Anchorage struggles, along with the rest of the state, with low test-scores and achievement and a high dropout rate. Education Matters Inc. is the organization that will raise the bar, Anchorage Mayor Dan Sullivan says, so that high school graduates are competitive in the international workplace. Cheryl Frasca, the Executive Director of Education Matters and the Mayor’s former budget director, says the non-profit’s first project will focus on teachers.
“We’re in the process of designing a series of symposiums that will really examine what it means to be a great teacher. What are the characteristics of those teachers where students are performing so well. The Mayor’s talked a lot about Finland. And that’s one of the models that we are going to look at and we will be having a distinguished scholar from Finland who will be joining us in April for the first kick off symposium,” Frasca said.

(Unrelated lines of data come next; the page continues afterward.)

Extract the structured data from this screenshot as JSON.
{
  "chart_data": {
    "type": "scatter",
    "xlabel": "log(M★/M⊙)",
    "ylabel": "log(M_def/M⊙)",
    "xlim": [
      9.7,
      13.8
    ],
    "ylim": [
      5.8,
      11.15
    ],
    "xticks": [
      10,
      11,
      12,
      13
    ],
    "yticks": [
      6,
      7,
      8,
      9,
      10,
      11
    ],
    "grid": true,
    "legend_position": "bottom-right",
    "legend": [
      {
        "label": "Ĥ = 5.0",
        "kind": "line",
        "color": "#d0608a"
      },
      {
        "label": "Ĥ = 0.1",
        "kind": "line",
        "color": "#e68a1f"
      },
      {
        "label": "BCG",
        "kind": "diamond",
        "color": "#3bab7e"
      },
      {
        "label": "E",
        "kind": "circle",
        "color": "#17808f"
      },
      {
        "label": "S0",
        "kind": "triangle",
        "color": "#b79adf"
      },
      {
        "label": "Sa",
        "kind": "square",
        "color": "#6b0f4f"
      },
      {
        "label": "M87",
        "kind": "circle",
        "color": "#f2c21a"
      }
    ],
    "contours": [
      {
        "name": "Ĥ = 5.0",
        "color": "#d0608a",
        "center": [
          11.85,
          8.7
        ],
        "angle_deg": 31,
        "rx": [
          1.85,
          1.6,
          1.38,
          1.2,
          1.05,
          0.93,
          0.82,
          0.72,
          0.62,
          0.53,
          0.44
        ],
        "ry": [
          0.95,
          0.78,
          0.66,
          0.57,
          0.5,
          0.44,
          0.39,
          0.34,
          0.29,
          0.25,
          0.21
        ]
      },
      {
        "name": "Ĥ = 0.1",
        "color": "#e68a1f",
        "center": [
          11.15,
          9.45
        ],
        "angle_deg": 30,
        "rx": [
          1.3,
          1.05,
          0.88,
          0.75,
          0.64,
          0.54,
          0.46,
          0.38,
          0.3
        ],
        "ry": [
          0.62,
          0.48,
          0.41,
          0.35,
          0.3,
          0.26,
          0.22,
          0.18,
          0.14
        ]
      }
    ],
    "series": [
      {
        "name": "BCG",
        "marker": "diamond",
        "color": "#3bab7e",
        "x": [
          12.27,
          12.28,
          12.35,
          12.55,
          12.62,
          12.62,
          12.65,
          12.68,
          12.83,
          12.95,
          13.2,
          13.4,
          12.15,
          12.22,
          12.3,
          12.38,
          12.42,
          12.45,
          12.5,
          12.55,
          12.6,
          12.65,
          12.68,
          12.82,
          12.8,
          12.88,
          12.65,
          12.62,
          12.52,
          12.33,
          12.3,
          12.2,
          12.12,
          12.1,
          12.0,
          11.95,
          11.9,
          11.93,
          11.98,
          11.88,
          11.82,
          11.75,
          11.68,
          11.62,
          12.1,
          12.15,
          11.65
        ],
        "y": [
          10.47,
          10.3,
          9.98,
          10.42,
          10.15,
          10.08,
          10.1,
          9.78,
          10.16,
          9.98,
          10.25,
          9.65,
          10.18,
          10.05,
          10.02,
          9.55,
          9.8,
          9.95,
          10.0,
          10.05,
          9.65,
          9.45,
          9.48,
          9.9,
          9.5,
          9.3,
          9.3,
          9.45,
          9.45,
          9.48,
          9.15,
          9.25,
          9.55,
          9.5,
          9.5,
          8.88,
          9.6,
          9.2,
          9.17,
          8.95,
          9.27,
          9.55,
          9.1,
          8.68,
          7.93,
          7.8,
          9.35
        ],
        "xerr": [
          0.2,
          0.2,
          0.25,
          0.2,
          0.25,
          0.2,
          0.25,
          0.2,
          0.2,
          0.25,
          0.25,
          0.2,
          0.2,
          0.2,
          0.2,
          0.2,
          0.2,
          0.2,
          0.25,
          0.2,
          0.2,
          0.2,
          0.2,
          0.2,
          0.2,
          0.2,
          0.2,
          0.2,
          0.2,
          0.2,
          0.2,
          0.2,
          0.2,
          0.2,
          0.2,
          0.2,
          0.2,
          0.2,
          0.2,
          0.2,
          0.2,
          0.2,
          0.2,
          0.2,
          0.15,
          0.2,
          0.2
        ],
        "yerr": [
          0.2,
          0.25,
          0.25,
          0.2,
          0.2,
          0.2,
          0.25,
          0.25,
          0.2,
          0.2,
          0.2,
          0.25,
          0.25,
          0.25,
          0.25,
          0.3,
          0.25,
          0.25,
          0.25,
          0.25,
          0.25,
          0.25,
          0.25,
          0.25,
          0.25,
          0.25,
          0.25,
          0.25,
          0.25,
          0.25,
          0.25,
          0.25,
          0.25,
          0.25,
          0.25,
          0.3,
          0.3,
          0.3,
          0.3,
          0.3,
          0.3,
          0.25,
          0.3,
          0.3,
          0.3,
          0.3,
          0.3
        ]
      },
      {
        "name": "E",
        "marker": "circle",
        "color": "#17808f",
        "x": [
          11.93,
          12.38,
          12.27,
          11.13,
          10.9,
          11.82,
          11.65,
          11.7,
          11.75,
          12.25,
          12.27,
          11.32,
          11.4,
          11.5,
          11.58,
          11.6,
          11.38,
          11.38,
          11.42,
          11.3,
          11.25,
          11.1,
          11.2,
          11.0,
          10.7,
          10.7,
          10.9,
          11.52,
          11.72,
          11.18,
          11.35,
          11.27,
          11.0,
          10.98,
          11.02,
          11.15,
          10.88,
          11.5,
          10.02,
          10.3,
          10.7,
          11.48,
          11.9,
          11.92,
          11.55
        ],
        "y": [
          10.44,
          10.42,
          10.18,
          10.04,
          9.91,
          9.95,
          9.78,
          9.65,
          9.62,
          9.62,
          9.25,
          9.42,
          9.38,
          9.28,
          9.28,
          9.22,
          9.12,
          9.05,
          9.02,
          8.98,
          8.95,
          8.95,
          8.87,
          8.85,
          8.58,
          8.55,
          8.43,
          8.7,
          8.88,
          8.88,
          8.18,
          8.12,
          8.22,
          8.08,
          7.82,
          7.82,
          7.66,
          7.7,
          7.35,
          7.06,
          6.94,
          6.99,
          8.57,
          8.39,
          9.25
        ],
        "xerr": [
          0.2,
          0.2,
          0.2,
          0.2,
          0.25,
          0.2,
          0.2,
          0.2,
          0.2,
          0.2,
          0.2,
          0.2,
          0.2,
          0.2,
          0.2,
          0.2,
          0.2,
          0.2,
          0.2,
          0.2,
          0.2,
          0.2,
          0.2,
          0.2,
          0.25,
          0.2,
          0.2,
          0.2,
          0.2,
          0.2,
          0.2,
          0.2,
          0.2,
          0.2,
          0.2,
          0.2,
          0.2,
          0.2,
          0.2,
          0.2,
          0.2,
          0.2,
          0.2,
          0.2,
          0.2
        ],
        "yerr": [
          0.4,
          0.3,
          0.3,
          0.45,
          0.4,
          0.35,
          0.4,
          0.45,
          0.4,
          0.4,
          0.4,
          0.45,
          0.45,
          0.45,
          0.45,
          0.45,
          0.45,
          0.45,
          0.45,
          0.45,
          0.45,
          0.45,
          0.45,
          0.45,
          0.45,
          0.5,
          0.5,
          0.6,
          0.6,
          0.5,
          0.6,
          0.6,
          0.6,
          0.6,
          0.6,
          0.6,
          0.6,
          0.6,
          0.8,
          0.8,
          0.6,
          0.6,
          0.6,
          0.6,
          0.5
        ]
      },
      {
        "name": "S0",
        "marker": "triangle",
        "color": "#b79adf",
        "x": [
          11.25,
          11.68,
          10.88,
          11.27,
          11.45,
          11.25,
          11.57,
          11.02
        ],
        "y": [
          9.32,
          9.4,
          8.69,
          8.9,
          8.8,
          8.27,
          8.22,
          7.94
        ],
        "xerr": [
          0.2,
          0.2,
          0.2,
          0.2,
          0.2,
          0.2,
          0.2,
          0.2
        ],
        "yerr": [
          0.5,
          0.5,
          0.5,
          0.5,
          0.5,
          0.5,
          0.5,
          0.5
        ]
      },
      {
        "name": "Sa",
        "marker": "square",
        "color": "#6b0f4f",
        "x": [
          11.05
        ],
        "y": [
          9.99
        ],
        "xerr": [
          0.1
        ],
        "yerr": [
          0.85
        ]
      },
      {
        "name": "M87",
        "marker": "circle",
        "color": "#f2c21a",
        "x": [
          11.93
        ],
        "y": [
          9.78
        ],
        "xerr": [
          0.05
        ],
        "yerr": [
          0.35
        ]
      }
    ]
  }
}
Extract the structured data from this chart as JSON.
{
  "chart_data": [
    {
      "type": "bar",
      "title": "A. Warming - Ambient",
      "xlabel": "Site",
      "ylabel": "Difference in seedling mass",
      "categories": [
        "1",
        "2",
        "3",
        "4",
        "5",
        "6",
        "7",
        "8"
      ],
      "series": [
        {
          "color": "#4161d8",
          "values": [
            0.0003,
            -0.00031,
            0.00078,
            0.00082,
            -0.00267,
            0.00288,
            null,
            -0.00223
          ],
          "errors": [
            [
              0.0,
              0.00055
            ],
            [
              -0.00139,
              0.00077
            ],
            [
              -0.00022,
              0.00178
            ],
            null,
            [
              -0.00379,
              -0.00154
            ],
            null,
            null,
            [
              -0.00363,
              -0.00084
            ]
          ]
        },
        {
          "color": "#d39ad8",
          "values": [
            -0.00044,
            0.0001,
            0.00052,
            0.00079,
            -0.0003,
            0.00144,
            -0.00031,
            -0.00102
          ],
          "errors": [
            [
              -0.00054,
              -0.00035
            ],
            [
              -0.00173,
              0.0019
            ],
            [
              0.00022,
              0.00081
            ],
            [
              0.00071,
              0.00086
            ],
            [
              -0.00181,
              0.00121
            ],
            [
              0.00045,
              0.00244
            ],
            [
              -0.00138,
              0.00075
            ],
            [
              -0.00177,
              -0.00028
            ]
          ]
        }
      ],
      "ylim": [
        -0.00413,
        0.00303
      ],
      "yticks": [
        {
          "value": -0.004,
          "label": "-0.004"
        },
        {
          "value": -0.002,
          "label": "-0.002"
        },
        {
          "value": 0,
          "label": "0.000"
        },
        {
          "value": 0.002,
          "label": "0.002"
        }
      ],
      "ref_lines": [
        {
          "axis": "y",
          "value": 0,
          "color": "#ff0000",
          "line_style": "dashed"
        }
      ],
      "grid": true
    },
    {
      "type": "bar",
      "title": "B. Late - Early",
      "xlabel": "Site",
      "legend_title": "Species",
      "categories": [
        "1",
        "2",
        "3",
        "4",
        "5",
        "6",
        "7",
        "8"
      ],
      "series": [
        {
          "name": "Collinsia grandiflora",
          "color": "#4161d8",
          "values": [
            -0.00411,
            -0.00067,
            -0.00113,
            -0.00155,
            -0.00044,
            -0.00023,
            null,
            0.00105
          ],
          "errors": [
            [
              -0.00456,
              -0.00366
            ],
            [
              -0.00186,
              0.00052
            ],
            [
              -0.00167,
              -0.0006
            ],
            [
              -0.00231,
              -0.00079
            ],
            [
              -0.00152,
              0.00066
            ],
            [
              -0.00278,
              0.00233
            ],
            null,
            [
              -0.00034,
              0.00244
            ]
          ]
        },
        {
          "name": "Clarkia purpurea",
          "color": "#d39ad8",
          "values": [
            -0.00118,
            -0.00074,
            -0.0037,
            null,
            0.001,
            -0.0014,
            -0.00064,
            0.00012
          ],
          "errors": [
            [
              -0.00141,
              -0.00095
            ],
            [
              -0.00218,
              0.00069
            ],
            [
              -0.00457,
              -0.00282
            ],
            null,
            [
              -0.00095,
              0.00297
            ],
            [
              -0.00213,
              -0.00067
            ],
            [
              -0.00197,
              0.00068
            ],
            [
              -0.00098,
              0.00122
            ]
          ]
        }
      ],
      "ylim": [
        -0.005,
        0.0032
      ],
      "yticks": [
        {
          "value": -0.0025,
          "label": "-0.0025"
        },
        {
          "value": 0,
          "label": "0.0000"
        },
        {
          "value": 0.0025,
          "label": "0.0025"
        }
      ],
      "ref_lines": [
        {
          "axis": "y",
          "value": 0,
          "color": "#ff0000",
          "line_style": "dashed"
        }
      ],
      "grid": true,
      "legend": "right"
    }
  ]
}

Finland is ranked number one in the world for Education. They improved their system largely by upgrading the status and training of their teachers. But it’s unclear exactly how the non-profit will partner with the Anchorage School District, educators and teachers unions to improve outcomes. Education Matters grew out of an education summit in 2011 and 2012, that brought together community members, educators and public officials to brainstorm ways to improve the district’s poor education outcomes.
“What constitutes a great teacher. How do you know when you have one? You know we want those that are producing great student performance – what are the nature of those teaching skills? And so that’s the first focus. And then the next will be looking at how do you then train, principal’s rolls, professional development and other aspects and then the third will be how do you design a program for Anchorage,” Frasca said.
Frasca says Education Matters also hopes to partner with the state to design new teacher training programs.
Mike Hanley is Commissioner for the Alaska Department of Education and Early Development. He says what happens with education in Alaska largest city will have a statewide impact.
“Making a difference in the lives of our kids is really…it can’t be done by just one person. It can’t be done by the state. And it can’t be done simply at a district or a city level. It really takes a group. So I am thrilled to be able to come alongside the vision that Mayor Sullivan has put forward for Anchorage students, which I feel will have a rippling effect outside of Anchorage and across the state,” Hanley said.
Andy Holleman is President of the Anchorage Education Association. He represents more than 3,500 Anchorage teachers. Hollman says so far, he likes much of what he hears about the new non-profit. He has questions though.
“Obviously to get people to qualify for that you have to compete. You have to compete in terms of work conditions, you have to compete in terms of the resources you offer people. You have to compete in salary,” Holleman said.
How will training and professional development be implemented throughout the district? And he’s also curious where, in a time of budget cuts, the money to pay for all the training will come from? Frasca says she’s starting off with $65,000 of funding, the remainder of the funds raised from the private sector to pay for the Mayor’s education summit. And she’ll be raising more money and putting a work plan together in the coming months.